No single program architecture or optimizer is universally dominant, which underscores the necessity of empirically guided configuration choice. This result is evident in both aggregate and per-task analyses.
5. Limitations
Current limitations of LangProBe include:
- Coverage restricted to 15 datasets and 10+ program architectures; limited agentic benchmarks (no SWE-bench) and program-of-thought variants.
- Supported LMs are limited to six (absence of o3-mini, DeepSeek-R1).
- Cost metric is strictly monetary (USD, token-based); latency, energy, privacy, and infrastructure-specific costs are not evaluated.
This suggests that real-world deployments may require additional evaluation criteria beyond those used in LangProBe.
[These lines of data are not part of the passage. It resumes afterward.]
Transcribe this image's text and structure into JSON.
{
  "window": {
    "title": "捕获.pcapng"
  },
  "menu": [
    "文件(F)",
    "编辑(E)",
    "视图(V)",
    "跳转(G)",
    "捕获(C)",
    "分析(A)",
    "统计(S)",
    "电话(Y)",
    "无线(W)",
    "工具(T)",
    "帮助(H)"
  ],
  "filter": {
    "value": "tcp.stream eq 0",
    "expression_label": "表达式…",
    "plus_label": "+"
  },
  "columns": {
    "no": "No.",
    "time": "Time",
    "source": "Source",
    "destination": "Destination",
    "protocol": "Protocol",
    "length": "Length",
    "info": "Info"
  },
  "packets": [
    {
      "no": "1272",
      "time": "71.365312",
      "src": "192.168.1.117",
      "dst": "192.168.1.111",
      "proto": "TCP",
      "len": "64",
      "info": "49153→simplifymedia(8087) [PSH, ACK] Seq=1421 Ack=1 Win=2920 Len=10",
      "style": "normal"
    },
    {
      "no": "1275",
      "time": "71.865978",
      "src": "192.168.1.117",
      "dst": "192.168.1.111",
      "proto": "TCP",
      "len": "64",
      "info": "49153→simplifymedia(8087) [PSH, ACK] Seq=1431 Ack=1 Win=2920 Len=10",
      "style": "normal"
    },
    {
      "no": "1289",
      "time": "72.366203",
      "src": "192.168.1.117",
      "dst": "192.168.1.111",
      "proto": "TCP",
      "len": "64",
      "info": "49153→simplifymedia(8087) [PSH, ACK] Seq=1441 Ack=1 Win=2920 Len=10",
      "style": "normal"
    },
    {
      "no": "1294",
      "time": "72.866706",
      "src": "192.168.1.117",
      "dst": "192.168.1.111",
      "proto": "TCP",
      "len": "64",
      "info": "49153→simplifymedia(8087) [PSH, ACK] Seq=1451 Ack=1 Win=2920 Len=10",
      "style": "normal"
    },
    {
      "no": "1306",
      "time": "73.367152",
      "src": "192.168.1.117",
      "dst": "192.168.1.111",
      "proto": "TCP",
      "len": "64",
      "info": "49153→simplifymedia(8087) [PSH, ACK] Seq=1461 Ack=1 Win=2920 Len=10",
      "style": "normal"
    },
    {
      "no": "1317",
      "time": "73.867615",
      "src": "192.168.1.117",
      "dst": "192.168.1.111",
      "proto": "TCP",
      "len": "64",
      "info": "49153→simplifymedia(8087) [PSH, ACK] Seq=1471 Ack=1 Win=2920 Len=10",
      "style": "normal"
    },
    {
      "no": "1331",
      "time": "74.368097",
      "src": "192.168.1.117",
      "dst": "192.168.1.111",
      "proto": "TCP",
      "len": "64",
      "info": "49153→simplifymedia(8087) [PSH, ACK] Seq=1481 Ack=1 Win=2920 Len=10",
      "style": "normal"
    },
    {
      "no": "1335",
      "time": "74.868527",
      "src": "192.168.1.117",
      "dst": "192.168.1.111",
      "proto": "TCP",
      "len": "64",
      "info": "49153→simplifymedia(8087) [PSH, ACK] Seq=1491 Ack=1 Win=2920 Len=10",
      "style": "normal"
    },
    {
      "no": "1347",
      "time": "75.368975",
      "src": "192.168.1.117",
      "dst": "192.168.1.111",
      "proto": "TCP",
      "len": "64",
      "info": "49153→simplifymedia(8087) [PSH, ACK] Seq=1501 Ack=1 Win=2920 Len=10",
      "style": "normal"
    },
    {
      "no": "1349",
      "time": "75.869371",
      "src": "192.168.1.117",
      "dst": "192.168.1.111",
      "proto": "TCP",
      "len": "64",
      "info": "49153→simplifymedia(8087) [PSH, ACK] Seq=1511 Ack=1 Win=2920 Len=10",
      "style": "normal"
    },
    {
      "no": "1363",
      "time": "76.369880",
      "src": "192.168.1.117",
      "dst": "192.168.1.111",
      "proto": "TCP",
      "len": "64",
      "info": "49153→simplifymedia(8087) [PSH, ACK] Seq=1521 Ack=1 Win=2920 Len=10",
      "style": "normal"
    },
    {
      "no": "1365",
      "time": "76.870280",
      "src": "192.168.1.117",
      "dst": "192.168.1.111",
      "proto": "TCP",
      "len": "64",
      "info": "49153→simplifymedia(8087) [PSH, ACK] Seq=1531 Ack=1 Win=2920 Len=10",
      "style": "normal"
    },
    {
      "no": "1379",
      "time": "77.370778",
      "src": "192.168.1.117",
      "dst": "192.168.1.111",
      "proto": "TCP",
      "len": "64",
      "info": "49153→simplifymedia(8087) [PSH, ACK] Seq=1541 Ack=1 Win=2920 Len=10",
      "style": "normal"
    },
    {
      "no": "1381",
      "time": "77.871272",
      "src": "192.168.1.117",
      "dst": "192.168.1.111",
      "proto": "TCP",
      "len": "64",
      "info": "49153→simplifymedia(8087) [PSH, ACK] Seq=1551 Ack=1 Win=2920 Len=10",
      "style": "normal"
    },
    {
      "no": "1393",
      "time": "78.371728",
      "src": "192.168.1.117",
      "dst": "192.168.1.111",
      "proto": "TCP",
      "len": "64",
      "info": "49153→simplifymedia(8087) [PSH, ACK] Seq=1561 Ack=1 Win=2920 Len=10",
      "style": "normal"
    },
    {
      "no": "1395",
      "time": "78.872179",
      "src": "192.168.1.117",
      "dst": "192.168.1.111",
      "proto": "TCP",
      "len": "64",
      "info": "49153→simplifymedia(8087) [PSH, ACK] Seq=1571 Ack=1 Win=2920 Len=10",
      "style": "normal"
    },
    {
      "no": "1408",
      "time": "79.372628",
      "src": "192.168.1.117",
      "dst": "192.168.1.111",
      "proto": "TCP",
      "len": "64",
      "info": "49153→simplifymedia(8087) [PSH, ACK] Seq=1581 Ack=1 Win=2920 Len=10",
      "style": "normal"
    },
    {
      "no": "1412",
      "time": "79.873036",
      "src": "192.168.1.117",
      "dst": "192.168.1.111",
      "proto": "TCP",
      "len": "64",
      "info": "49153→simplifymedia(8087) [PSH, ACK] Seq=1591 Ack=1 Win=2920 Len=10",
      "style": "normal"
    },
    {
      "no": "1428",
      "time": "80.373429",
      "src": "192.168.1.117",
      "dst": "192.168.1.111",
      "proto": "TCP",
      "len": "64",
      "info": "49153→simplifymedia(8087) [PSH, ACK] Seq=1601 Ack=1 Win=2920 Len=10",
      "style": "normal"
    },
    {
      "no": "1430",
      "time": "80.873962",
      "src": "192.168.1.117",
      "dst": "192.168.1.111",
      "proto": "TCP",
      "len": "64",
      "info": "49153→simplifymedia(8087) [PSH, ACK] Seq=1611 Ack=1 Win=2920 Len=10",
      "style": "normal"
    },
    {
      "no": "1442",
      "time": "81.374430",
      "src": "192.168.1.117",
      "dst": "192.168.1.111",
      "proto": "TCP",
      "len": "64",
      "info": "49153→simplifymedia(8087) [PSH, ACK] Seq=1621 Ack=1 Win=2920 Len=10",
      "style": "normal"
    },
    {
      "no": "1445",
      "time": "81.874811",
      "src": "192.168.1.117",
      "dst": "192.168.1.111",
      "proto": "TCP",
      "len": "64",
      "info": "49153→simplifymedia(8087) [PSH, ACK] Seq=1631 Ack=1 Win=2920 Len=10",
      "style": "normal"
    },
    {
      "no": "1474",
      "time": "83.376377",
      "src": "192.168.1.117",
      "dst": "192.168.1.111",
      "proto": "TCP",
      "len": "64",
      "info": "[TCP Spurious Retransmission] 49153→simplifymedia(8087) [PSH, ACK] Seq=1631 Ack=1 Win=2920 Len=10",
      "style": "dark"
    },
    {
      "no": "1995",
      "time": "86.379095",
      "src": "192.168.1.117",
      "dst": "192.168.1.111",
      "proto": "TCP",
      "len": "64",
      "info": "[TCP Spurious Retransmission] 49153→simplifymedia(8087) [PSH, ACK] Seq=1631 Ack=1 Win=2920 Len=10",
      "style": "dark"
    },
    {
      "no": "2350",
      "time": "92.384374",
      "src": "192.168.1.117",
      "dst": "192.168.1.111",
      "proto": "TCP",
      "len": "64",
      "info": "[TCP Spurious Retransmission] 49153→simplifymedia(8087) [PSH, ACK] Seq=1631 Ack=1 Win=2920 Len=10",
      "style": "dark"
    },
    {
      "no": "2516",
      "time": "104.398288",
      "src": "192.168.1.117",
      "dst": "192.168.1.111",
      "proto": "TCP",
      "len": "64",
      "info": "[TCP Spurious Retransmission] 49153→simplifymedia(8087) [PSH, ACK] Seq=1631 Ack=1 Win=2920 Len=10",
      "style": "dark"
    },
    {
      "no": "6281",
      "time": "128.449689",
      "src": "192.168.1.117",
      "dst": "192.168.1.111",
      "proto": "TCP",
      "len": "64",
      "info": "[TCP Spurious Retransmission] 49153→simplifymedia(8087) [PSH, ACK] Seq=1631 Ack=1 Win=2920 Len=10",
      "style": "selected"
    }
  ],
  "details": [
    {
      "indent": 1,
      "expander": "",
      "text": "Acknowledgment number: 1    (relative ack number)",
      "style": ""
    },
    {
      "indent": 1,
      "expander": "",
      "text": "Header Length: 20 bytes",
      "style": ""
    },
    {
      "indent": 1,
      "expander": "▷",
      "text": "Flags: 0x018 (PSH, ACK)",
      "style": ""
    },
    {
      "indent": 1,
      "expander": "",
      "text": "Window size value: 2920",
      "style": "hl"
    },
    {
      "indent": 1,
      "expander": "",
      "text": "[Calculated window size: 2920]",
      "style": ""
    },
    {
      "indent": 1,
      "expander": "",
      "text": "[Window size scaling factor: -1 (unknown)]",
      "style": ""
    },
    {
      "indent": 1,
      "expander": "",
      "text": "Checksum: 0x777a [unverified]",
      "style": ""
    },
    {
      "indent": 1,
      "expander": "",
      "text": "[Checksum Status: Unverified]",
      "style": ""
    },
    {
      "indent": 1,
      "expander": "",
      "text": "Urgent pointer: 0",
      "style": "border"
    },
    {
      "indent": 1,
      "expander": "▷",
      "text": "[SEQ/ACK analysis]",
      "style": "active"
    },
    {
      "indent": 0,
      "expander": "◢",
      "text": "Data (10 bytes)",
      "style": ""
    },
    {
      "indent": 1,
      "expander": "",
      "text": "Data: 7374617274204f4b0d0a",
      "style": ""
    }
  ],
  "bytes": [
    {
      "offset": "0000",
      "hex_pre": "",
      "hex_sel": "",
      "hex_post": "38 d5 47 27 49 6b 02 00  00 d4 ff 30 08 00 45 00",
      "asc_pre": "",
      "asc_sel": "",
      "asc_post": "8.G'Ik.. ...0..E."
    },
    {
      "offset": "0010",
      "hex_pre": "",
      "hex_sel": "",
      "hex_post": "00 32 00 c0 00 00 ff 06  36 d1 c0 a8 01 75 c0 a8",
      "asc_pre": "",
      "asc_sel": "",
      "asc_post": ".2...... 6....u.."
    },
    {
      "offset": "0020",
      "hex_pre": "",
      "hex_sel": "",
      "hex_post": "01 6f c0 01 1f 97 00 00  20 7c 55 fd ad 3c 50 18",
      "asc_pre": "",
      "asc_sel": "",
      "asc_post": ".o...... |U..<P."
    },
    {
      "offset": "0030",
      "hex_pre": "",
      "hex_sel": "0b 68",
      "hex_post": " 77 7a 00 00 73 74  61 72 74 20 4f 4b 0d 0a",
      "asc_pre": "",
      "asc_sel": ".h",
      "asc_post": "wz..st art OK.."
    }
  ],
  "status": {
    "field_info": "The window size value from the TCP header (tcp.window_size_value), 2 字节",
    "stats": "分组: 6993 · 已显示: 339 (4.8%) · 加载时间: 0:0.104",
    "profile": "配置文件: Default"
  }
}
6. Future Research Directions
Proposed future advancements and open challenges include:
- Expansion to broader taxonomies of program architectures, such as tree-of-thought and self-ask, and richer task types (e.g., large-scale code generation, multimodal reasoning).
- Exploration of new optimization paradigms, including reinforcement learning (RL)-based prompt tuning and module-level fine-tuning of language programs.
- Development of automated configuration agents (e.g., "AutoLangPro") to recommend optimal program architectures and optimizers for novel tasks.
- Incorporation of comprehensive cost models explicitly capturing latency, carbon emissions, and on-device versus remote inference costs.
The open-sourcing of LangProBe artifacts is intended to accelerate innovation and reproducibility in modular, cost-efficient LM system design.
7. Summary and Significance
LangProBe establishes that structuring LMs as modular language programs, jointly optimized for prompt content, enables substantial improvements in both output quality and computational cost, often allowing smaller or less expensive LMs to outperform larger counterparts. The empirical landscape demonstrates that neither program architecture nor optimizer is universally optimal, reinforcing the critical role of systematic benchmarking and empirical evaluation. LangProBe constitutes a foundational resource for researchers seeking to design, optimize, and compare modular LM-centric systems on rigorous, principled grounds (Tan et al., 27 Feb 2025).